Protein translocation to the proper cellular destination may be guided by various classes of sorting signals recognizable in the primary sequence. Detection in some genomes, but not others, may reveal sorting system components by comparison of the phylogenetic profile of the class of sorting signal to that of various protein families.
We describe a short C-terminal homology domain, sporadically distributed in bacteria, with several key characteristics of protein sorting signals. The domain includes a near-invariant motif Pro-Glu-Pro (PEP). This possible recognition or processing site is followed by a predicted transmembrane helix and a cluster rich in basic amino acids. We designate this domain PEP-CTERM. It tends to occur multiple times in a genome if it occurs at all, with a median count of eight instances; Verrucomicrobium spinosum has sixty-five. PEP-CTERM-containing proteins generally contain an N-terminal signal peptide and exhibit high diversity and little homology to known proteins. All bacteria with PEP-CTERM have both an outer membrane and exopolysaccharide (EPS) production genes. By a simple heuristic for screening phylogenetic profiles in the absence of pre-formed protein families, we discovered that a homolog of the membrane protein EpsH (exopolysaccharide locus protein H) occurs in a species when PEP-CTERM domains are found. The EpsH family contains invariant residues consistent with a transpeptidase function. Most PEP-CTERM proteins are encoded by single-gene operons preceded by large intergenic regions. In the Proteobacteria, most of these upstream regions share a DNA sequence, a probable cis-regulatory site that contains a sigma-54 binding motif. The phylogenetic profile for this DNA sequence exactly matches that of three proteins: a sigma-54-interacting response regulator (PrsR), a transmembrane histidine kinase (PrsK), and a TPR protein (PrsT).
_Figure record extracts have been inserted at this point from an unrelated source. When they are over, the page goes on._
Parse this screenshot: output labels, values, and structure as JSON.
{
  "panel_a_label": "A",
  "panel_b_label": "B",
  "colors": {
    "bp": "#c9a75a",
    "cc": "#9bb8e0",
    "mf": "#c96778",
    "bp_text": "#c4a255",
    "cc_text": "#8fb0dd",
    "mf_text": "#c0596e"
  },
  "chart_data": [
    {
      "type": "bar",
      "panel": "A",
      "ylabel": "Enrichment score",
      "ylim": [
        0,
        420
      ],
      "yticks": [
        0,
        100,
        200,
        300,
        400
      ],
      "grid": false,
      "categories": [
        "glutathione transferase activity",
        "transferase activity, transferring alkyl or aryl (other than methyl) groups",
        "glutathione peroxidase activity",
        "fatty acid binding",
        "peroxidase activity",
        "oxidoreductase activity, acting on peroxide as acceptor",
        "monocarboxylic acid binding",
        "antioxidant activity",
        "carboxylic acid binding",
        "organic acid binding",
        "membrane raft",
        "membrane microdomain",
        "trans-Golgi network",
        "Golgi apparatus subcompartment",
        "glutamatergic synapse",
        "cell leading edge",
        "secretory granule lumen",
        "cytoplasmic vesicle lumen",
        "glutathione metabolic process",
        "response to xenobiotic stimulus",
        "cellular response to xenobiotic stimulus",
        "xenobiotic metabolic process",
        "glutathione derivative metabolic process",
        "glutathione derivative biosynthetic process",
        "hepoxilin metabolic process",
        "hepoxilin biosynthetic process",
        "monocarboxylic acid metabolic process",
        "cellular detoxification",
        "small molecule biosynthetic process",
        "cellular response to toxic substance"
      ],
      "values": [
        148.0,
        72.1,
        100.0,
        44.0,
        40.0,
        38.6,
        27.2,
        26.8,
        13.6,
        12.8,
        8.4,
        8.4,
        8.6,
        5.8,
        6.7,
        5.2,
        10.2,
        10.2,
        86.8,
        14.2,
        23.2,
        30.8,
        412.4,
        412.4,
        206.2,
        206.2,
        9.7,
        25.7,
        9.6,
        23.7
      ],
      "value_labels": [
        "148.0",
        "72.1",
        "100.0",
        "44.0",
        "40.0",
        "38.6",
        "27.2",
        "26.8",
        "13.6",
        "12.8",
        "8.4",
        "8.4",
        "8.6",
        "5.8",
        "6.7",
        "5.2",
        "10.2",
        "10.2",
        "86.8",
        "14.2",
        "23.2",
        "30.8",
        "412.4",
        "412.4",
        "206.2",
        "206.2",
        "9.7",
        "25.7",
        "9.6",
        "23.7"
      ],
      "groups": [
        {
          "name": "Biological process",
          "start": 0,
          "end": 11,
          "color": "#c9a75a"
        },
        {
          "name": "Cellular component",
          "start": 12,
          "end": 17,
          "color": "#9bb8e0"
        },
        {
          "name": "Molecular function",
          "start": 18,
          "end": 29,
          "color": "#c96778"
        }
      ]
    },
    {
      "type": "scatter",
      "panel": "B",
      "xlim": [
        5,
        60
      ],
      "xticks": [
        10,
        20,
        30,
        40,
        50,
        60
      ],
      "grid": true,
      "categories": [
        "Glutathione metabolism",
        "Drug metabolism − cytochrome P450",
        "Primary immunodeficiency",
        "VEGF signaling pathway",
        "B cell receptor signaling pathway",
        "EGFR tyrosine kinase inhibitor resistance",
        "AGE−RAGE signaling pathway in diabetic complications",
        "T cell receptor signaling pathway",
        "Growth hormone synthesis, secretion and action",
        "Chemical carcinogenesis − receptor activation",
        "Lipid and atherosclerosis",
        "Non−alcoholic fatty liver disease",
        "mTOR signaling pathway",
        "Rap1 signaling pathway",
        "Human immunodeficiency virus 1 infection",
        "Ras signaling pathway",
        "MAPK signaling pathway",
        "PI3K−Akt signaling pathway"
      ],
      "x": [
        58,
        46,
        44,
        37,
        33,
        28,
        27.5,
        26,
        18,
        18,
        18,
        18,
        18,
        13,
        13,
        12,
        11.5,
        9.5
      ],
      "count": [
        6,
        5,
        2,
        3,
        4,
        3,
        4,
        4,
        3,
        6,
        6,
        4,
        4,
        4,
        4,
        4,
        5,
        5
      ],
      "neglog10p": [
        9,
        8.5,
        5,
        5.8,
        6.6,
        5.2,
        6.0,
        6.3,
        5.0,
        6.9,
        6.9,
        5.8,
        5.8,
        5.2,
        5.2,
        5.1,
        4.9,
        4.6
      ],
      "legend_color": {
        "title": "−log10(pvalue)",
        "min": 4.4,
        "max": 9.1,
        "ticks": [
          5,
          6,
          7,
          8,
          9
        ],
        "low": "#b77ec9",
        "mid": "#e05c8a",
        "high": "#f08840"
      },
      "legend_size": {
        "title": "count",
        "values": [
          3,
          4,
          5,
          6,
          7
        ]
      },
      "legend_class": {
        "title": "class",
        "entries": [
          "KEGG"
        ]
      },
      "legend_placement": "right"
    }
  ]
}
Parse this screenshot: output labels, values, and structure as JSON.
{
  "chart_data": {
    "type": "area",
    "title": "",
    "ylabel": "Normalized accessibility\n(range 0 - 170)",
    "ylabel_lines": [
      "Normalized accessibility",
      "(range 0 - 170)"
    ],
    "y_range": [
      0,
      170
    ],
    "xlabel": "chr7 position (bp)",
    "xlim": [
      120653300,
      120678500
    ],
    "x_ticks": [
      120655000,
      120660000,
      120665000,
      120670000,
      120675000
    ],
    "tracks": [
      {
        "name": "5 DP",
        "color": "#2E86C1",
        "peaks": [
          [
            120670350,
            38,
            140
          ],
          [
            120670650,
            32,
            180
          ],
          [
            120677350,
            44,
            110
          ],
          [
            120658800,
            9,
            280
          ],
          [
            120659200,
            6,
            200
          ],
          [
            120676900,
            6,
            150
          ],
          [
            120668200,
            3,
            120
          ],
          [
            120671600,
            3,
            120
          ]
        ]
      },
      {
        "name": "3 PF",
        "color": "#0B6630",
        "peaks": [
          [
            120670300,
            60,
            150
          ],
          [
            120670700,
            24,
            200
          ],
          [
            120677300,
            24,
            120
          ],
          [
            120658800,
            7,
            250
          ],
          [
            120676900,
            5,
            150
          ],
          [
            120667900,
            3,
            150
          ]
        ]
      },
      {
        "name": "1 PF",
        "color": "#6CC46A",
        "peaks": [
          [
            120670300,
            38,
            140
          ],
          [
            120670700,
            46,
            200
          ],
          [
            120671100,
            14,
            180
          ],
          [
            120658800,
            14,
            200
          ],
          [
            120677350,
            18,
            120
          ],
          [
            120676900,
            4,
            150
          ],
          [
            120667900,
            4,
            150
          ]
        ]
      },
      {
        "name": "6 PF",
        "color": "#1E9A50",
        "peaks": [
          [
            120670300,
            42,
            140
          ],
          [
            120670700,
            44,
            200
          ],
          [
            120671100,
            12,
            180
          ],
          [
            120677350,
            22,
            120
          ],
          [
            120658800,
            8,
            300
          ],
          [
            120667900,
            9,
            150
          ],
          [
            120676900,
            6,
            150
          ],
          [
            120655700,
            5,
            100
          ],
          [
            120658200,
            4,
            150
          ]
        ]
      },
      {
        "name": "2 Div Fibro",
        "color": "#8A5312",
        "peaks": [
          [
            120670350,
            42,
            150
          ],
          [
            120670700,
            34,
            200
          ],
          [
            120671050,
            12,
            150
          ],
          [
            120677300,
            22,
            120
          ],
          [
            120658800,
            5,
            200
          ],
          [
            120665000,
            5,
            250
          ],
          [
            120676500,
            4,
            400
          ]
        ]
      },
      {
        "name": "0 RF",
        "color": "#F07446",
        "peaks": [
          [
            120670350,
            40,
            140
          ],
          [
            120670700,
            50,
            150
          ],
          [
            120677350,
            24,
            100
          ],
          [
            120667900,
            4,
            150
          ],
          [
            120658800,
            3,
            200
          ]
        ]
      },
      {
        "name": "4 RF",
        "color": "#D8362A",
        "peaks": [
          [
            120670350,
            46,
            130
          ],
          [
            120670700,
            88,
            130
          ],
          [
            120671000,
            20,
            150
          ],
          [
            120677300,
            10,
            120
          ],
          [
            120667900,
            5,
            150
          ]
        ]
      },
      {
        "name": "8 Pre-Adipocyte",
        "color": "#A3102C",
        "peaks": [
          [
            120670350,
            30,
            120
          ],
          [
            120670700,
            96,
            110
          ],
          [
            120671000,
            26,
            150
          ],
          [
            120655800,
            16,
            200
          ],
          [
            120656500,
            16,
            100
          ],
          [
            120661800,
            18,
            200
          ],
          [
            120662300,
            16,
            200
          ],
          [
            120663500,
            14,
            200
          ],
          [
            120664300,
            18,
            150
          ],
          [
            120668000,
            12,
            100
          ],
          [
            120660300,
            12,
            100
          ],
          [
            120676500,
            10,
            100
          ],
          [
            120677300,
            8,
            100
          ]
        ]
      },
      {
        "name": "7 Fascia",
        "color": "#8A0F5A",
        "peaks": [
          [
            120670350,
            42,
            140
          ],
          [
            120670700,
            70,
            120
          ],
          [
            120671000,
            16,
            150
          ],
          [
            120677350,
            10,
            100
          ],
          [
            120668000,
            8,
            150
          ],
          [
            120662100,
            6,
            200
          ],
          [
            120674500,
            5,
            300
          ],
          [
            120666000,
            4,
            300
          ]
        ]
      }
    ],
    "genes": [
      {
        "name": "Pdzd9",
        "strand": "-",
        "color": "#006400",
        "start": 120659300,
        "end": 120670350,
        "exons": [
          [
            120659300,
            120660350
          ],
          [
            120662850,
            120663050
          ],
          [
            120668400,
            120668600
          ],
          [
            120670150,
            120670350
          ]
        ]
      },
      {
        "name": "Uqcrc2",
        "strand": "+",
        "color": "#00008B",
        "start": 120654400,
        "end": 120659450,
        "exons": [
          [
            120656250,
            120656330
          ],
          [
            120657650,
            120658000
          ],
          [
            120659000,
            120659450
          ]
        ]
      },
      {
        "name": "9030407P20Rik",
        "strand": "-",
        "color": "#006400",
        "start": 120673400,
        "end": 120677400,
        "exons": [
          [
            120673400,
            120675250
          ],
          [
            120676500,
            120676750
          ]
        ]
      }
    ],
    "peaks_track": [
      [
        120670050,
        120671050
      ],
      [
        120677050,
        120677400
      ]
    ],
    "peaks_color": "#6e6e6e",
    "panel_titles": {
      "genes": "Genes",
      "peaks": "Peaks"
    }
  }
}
These findings are consistent with the hypothesis that PEP-CTERM and EpsH form a protein export sorting system, analogous to the LPXTG/sortase system of Gram-positive bacteria, and correlated to EPS expression. It occurs preferentially in bacteria from sediments, soils, and biofilms. The novel method that led to these findings, partial phylogenetic profiling, requires neither global sequence clustering nor arbitrary similarity cutoffs and appears to be a rapid, effective alternative to other profiling methods.